И есть единственная пизда, вобравшая в себя все, мы назовем ее
суперпиздой, поскольку она не от мира сего, но из той светлой страны, куда
нас пригласили улететь очень-очень давно. Там сияет роса, и высокий тростник
сгибается под ветром. Это там обитает великий отец блуда, Отец Апис*,
священный бык, проложивший рогами путь на небеса и низвергнувший
кастрированные божества правды и неправды. От Аписа произошли единороги, эти
странные животные древних сказаний, с челом, вытянувшимся, будто мерцающий
фаллос. От единорога постепенно произошел позднегородской человек, о котором
говорит Освальд Шпенглер*. А из мертвого кока этого печального типа поднялся
гигантский небоскреб со своими скоростными лифтами и смотровыми площадками.
Мы -- последняя деся-
173
тичная отметка сексуальных вычислений; мир испортился, как тухлое яйцо
на соломенной подстилке. Теперь в то отдаленное место, в ту светлую страну,
где обитает Апис, отец блуда, летают на алюминиевых крыльях. Все несется
вперед, словно смазанные часы; на каждую минуту циферблата приходится
миллион бесшумных часов, снимающих кожуру времени. Мы путешествуем быстрее,
чем молниеносный калькулятор, быстрее, чем звездный свет, быстрее, чем мысль
волшебника. Каждая секунда -- это вселенная времени. А всякая вселенная
времени -- это мгновение ока в космогонии скорости. Когда скорость подойдет
к своему концу -- мы будем там, как всегда пунктуальные и блаженно
неназванные. Мы уроним наши крылья, наши часы и наши каминные доски, на
которых стоят часы. Мы поднимемся, легкие, как перышко, и ликующие -- словно
столбик крови, и не будет воспоминаний, тянущих нас назад. И на сей раз я
призываю царство суперпизды, ибо оно неподвластно ни скорости, ни
вычислению, ни воплощению в образах. И пенис сам по себе не имеет известного
размера и веса. Есть только длительное либидо, побег высокого полета,
кошмар, раскуривающий скромную сигару. Маленький Немо неделю слоняется с
восставшей плотью и превосходной парой гонорейных яиц, завещанных леди
Баунтифул. Это -- воскресное утро близ Вечнозеленого кладбища.

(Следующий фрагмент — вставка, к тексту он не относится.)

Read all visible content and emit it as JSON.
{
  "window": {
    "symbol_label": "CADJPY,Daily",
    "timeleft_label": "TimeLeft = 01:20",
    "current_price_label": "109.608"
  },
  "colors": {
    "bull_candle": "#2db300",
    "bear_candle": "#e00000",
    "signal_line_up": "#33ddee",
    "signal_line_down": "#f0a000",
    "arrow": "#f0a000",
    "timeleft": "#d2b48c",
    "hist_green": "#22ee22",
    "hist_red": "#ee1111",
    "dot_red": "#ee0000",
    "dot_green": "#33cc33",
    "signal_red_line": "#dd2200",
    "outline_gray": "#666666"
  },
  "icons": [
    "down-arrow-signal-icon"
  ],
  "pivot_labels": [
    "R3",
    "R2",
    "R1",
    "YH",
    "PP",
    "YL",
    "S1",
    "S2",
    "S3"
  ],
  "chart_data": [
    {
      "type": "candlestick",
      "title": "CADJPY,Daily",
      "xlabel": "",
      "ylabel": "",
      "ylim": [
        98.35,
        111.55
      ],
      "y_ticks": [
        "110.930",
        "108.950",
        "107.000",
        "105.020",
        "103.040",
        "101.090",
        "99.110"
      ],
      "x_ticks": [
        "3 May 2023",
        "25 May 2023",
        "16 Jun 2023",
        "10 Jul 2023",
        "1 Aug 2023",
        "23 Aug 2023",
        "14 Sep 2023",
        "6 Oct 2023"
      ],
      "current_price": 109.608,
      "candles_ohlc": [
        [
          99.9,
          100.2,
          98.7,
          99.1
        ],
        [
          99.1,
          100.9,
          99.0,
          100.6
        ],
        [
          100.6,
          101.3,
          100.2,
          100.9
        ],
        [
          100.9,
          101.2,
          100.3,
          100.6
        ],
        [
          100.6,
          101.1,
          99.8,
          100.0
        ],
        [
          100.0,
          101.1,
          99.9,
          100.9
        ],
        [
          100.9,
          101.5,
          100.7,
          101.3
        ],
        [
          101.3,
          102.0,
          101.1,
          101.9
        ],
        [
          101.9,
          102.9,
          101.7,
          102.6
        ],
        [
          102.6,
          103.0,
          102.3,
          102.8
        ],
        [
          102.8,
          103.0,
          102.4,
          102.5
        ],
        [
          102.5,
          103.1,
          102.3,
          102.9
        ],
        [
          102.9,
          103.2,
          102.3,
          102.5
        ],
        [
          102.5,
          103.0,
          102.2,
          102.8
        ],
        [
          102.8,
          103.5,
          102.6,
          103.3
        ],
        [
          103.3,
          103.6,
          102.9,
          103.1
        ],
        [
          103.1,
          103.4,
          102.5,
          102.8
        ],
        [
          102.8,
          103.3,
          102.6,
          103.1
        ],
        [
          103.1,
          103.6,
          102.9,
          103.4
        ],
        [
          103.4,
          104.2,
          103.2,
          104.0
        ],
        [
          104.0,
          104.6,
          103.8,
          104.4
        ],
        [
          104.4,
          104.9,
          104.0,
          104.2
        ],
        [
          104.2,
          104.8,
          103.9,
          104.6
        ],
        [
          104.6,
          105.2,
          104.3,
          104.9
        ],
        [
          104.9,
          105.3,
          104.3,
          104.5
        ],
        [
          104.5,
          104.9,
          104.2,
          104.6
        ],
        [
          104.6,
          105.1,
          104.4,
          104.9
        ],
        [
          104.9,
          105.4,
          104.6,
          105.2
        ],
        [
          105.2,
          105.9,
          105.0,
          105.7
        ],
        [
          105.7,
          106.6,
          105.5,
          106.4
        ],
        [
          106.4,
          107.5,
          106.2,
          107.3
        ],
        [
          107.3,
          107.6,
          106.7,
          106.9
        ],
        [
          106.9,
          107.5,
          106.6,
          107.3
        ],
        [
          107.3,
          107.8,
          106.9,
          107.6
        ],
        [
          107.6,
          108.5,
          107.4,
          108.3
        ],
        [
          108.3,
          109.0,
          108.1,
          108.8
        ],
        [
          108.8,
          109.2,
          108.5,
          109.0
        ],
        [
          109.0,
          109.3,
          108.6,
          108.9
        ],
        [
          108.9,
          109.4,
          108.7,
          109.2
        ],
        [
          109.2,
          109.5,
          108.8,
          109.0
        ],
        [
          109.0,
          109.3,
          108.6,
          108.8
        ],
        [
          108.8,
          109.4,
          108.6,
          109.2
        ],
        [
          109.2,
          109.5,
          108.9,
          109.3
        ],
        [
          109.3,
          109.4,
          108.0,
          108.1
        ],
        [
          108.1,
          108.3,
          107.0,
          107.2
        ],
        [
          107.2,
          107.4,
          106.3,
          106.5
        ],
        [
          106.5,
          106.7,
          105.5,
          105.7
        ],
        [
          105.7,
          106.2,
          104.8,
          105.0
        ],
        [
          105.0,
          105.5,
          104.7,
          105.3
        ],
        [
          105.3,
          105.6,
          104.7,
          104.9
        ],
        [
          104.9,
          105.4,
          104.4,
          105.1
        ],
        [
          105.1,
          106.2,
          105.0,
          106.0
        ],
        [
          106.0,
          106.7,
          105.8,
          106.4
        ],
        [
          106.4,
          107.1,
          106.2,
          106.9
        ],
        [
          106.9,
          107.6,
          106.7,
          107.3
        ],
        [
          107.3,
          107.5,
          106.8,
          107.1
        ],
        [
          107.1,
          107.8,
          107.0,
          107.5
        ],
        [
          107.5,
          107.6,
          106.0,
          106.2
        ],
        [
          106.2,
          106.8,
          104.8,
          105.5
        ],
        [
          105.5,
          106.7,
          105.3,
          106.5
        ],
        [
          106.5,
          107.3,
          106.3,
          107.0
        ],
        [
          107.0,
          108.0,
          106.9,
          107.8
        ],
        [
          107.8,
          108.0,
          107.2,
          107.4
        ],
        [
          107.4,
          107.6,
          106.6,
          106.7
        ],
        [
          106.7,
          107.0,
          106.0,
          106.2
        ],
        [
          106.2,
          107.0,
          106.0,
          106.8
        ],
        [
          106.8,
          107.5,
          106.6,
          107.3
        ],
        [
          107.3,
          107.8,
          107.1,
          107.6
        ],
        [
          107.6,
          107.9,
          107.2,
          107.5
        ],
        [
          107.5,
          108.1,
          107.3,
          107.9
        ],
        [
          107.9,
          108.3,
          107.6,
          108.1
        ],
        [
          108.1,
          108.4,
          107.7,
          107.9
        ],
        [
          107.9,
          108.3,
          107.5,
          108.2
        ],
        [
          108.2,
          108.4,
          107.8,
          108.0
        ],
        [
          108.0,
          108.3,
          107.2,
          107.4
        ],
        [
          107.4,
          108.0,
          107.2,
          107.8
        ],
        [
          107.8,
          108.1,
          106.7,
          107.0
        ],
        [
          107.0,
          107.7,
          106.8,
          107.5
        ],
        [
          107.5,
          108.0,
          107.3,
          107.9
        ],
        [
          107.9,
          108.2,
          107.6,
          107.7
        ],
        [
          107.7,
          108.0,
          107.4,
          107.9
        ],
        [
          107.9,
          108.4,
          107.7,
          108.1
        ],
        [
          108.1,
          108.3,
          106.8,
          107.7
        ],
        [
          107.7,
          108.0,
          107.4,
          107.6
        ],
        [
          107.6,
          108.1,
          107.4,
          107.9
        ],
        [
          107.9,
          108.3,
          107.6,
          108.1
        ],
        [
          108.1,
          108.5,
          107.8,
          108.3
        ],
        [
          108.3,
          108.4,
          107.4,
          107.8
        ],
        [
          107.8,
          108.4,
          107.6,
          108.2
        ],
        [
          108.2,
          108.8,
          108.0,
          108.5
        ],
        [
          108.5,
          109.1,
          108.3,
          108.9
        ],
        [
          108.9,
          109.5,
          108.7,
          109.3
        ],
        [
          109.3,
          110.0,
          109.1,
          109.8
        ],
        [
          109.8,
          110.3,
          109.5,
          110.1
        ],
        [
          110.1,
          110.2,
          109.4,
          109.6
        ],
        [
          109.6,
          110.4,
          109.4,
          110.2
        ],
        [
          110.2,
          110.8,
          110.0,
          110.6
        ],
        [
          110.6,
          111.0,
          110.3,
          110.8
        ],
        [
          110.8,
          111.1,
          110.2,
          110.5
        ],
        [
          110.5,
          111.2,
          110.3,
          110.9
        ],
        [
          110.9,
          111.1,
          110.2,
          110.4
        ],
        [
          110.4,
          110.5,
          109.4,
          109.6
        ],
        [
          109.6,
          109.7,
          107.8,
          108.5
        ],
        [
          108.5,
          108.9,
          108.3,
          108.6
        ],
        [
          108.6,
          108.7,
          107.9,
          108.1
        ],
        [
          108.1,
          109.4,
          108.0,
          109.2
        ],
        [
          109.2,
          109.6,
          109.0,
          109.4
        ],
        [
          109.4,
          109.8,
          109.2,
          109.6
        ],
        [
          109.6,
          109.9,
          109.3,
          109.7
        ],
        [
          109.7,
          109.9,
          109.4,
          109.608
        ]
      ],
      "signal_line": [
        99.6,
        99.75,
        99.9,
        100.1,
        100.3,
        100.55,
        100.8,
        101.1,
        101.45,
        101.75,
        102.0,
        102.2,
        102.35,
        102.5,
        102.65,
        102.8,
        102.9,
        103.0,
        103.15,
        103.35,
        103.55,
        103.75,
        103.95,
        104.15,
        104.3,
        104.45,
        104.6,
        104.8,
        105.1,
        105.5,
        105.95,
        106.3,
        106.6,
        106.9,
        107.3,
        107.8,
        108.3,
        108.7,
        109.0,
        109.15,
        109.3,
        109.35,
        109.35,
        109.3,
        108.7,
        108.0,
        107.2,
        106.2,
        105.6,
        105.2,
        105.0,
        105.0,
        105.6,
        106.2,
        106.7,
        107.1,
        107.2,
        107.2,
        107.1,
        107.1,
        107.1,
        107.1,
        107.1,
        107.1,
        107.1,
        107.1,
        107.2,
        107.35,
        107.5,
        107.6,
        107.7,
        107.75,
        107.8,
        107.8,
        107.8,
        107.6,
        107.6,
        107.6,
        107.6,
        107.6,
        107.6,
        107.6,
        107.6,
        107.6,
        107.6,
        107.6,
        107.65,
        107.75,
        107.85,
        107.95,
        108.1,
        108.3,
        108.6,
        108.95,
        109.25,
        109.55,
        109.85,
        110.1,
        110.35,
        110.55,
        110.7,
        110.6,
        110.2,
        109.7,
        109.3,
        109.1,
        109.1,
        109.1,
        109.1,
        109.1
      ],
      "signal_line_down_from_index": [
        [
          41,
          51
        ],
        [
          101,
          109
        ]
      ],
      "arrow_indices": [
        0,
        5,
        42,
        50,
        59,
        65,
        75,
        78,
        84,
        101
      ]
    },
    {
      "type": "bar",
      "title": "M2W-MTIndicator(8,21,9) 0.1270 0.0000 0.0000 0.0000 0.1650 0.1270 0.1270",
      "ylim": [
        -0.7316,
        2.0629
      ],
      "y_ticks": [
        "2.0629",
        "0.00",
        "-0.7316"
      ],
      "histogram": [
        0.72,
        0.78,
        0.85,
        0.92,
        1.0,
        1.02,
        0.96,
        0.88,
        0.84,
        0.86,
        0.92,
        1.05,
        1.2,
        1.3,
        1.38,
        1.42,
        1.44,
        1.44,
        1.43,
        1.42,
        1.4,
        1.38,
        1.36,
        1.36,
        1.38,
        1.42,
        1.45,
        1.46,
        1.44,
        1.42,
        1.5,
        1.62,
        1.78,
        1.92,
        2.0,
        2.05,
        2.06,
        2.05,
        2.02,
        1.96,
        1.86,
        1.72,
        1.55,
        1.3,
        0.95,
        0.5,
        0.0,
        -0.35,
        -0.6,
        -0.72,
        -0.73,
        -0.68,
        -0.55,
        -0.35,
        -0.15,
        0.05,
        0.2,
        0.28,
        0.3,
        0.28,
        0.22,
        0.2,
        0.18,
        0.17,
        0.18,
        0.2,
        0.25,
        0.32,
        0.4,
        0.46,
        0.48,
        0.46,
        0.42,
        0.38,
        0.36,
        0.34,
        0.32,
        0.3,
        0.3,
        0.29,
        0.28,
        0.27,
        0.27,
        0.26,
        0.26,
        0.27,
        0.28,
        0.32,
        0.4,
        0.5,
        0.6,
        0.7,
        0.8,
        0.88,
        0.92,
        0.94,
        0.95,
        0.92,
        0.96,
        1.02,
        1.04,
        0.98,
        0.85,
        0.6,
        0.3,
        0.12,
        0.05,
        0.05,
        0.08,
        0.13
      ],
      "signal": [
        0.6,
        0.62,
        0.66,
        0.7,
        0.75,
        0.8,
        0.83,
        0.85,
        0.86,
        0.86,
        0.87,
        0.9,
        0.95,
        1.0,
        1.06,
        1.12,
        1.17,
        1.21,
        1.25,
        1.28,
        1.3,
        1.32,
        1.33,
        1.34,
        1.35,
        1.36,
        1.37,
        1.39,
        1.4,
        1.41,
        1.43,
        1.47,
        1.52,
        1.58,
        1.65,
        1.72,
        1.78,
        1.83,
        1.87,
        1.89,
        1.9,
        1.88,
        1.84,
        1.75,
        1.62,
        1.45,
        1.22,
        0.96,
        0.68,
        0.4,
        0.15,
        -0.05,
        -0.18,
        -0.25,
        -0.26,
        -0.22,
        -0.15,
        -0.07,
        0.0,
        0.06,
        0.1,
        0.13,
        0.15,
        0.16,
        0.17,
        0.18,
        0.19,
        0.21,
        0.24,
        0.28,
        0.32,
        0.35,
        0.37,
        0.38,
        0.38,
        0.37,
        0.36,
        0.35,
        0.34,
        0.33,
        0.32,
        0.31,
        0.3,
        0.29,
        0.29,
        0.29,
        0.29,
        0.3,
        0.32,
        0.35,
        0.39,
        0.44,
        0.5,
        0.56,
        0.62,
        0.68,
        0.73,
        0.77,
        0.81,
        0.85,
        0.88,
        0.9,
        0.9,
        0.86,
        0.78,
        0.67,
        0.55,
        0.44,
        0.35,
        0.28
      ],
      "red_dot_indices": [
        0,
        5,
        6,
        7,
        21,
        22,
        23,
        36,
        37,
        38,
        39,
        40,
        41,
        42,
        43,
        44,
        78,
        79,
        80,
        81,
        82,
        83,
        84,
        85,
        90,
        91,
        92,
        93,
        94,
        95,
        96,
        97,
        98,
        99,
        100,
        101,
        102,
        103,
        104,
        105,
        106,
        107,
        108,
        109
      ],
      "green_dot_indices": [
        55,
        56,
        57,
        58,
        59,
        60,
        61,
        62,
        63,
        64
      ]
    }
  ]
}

Это -- воскресное утро, и я блаженно лежу на ложе из железобетона,
глухой ко всему миру. Рядом-- кладбище, то есть -- мир полового сношения.
Мои яйца болят от непрерывных трудов, но все разворачивается под окном, на
бульваре, где Хайми устроил себе гнездышко для случки. Я думаю об одной
женщине, а все остальное -- дрянь. Я говорю, что думаю о ней, но на самом
деле я умираю от звездной болезни. Я лежу, будто больная звезда, ожидающая,
когда из нее выйдет весь ее свет. Много лет назад я лежал на том же самом
ложе и ждал, ждал рождения. Ничего не произошло. Разве что мать, с ее
лютеранским рвением, окатила меня водой. Моя мать, несчастная дура, думала,
что я разленился. Она не знала, что меня подхватил звездный поток, что я
рассеялся в черную пыль на самой дальней окраине вселенной. Она думала, что
меня приковала к ложу обыкновенная лень. И она окатила меня водой: я
вздрогнул и поежился немного, но не покинул свое железобетонное ложе. Я был
потухшим метеорным дождем где-то по соседству с Вегой.
И теперь я на том же самом ложе, и свет, что во мне, не хочет гаснуть.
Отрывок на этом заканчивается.